Multi-head attention is worth pausing on. A single attention head may focus on one kind of relation. Several heads can distribute the work: syntax, agreement, nearby context, long-range reference, delimiter structure, or task-specific alignment. We should not over-interpret individual heads too literally, but the architectural idea is clear: do not force every relation through one similarity function.

At this point the Transformer stops being only an NLP trick. It becomes a general way to update a set or sequence of tokens by learned pairwise interaction.

At this point my mental model of the Transformer becomes:

Once everything is a token, attention becomes a general dependency engine.

What happens beyond text

The final section of the slides asks why Transformers spread so far beyond machine translation. My answer is that the core operation is not tied very tightly to language.

Text is already a sequence of tokens. Images can be divided into patches. Audio can be divided into frames. Video can be represented by space-time patches. A 3D scene can be represented with views, points, or latent tokens. Once the input becomes tokens, the same question reappears:

Which tokens should interact, and how strongly?

ViT showed that image patches can be processed by a Transformer encoder. CLIP showed that text and images can be aligned in one shared embedding space. Diffusion systems use cross-attention so prompts can condition image generation. Multimodal LLMs project visual tokens into language-model space. Video and 3D systems extend the same pattern across time and view geometry.

CLIP turns image-text matching into geometry: matched pairs are pulled together, non-matching pairs are pushed apart.

The point is not that every problem becomes language. The point is that many problems can be represented as interacting tokens.

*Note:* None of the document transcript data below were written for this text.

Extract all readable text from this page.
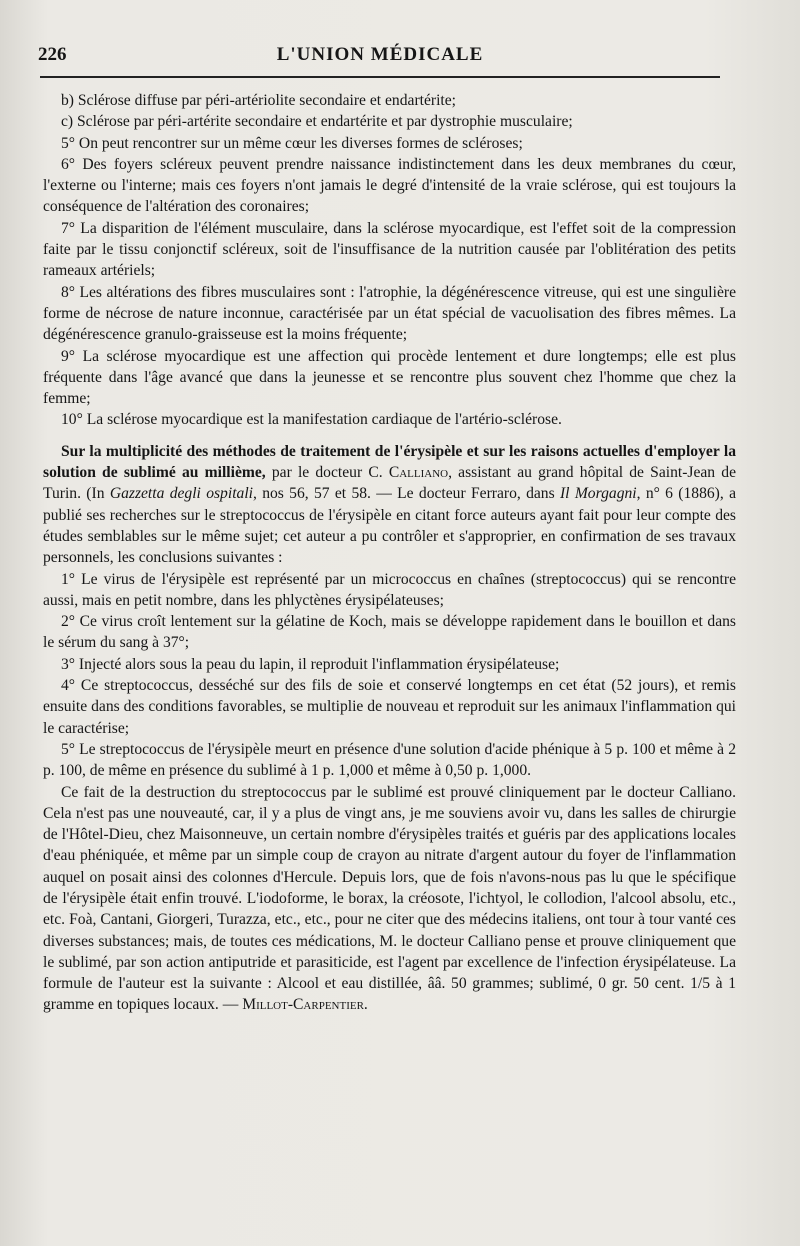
226	L'UNION MÉDICALE

b) Sclérose diffuse par péri-artériolite secondaire et endartérite;

c) Sclérose par péri-artérite secondaire et endartérite et par dystrophie musculaire;

5° On peut rencontrer sur un même cœur les diverses formes de scléroses;

6° Des foyers scléreux peuvent prendre naissance indistinctement dans les deux membranes du cœur, l'externe ou l'interne; mais ces foyers n'ont jamais le degré d'intensité de la vraie sclérose, qui est toujours la conséquence de l'altération des coronaires;

7° La disparition de l'élément musculaire, dans la sclérose myocardique, est l'effet soit de la compression faite par le tissu conjonctif scléreux, soit de l'insuffisance de la nutrition causée par l'oblitération des petits rameaux artériels;

8° Les altérations des fibres musculaires sont : l'atrophie, la dégénérescence vitreuse, qui est une singulière forme de nécrose de nature inconnue, caractérisée par un état spécial de vacuolisation des fibres mêmes. La dégénérescence granulo-graisseuse est la moins fréquente;

9° La sclérose myocardique est une affection qui procède lentement et dure longtemps; elle est plus fréquente dans l'âge avancé que dans la jeunesse et se rencontre plus souvent chez l'homme que chez la femme;

10° La sclérose myocardique est la manifestation cardiaque de l'artério-sclérose.

Sur la multiplicité des méthodes de traitement de l'érysipèle et sur les raisons actuelles d'employer la solution de sublimé au millième, par le docteur C. Calliano, assistant au grand hôpital de Saint-Jean de Turin. (In Gazzetta degli ospitali, nos 56, 57 et 58. — Le docteur Ferraro, dans Il Morgagni, n° 6 (1886), a publié ses recherches sur le streptococcus de l'érysipèle en citant force auteurs ayant fait pour leur compte des études semblables sur le même sujet; cet auteur a pu contrôler et s'approprier, en confirmation de ses travaux personnels, les conclusions suivantes :

1° Le virus de l'érysipèle est représenté par un micrococcus en chaînes (streptococcus) qui se rencontre aussi, mais en petit nombre, dans les phlyctènes érysipélateuses;

2° Ce virus croît lentement sur la gélatine de Koch, mais se développe rapidement dans le bouillon et dans le sérum du sang à 37°;

3° Injecté alors sous la peau du lapin, il reproduit l'inflammation érysipélateuse;

4° Ce streptococcus, desséché sur des fils de soie et conservé longtemps en cet état (52 jours), et remis ensuite dans des conditions favorables, se multiplie de nouveau et reproduit sur les animaux l'inflammation qui le caractérise;

5° Le streptococcus de l'érysipèle meurt en présence d'une solution d'acide phénique à 5 p. 100 et même à 2 p. 100, de même en présence du sublimé à 1 p. 1,000 et même à 0,50 p. 1,000.

Ce fait de la destruction du streptococcus par le sublimé est prouvé cliniquement par le docteur Calliano. Cela n'est pas une nouveauté, car, il y a plus de vingt ans, je me souviens avoir vu, dans les salles de chirurgie de l'Hôtel-Dieu, chez Maisonneuve, un certain nombre d'érysipèles traités et guéris par des applications locales d'eau phéniquée, et même par un simple coup de crayon au nitrate d'argent autour du foyer de l'inflammation auquel on posait ainsi des colonnes d'Hercule. Depuis lors, que de fois n'avons-nous pas lu que le spécifique de l'érysipèle était enfin trouvé. L'iodoforme, le borax, la créosote, l'ichtyol, le collodion, l'alcool absolu, etc., etc. Foà, Cantani, Giorgeri, Turazza, etc., etc., pour ne citer que des médecins italiens, ont tour à tour vanté ces diverses substances; mais, de toutes ces médications, M. le docteur Calliano pense et prouve cliniquement que le sublimé, par son action antiputride et parasiticide, est l'agent par excellence de l'infection érysipélateuse. La formule de l'auteur est la suivante : Alcool et eau distillée, ââ. 50 grammes; sublimé, 0 gr. 50 cent. 1/5 à 1 gramme en topiques locaux. — Millot-Carpentier.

That is the summary I still find useful:

The Transformer became powerful because it separated the general operation from the modality-specific front end. Tokenization changes. Conditioning changes. The attention primitive remains.

What I took away

The story from words to attention is not a straight line of bigger models. It is a sequence of pressure points:

Stage	What It Solved	What Still Hurt
One-hot	Exact identity	No semantic distance
N-gram	Local context	Sparse, fixed window
Embeddings	Semantic geometry	Static meaning
RNN/LSTM	Dynamic sequence state	Long chains, weak parallelism
Seq2seq	Variable input to variable output	Fixed context bottleneck
Attention	Dynamic retrieval	Still attached to recurrence
Self-attention	Direct token interaction	Needs position and architecture around it
Transformer	Scalable dependency modelling	Cost grows with sequence length

That is why I find the Transformer easier to understand historically than algebraically. The algebra is compact. The motivation is cumulative.

The model is not magical because it has a softmax over dot products. It is powerful because it changes the default communication pattern inside a model. Instead of passing information through a single recurrent thread, it lets every token ask the rest of the context what matters.

Once I understood that, the later systems became less mysterious. ViT, CLIP, diffusion, multimodal LLMs, and video models are not unrelated inventions. They are variations on the same design principle:

Turn the world into tokens, then learn the dependency structure among them.

References

Yoshua Bengio et al. (2003), A Neural Probabilistic Language Model.
Tomas Mikolov et al. (2013), Efficient Estimation of Word Representations in Vector Space.
Kyunghyun Cho et al. (2014), Learning Phrase Representations using RNN Encoder-Decoder for Statistical Machine Translation.
Dzmitry Bahdanau, Kyunghyun Cho, and Yoshua Bengio (2015), Neural Machine Translation by Jointly Learning to Align and Translate.
Ashish Vaswani et al. (2017), Attention Is All You Need.
Alexey Dosovitskiy et al. (2021), An Image is Worth 16x16 Words.
Alec Radford et al. (2021), Learning Transferable Visual Models From Natural Language Supervision.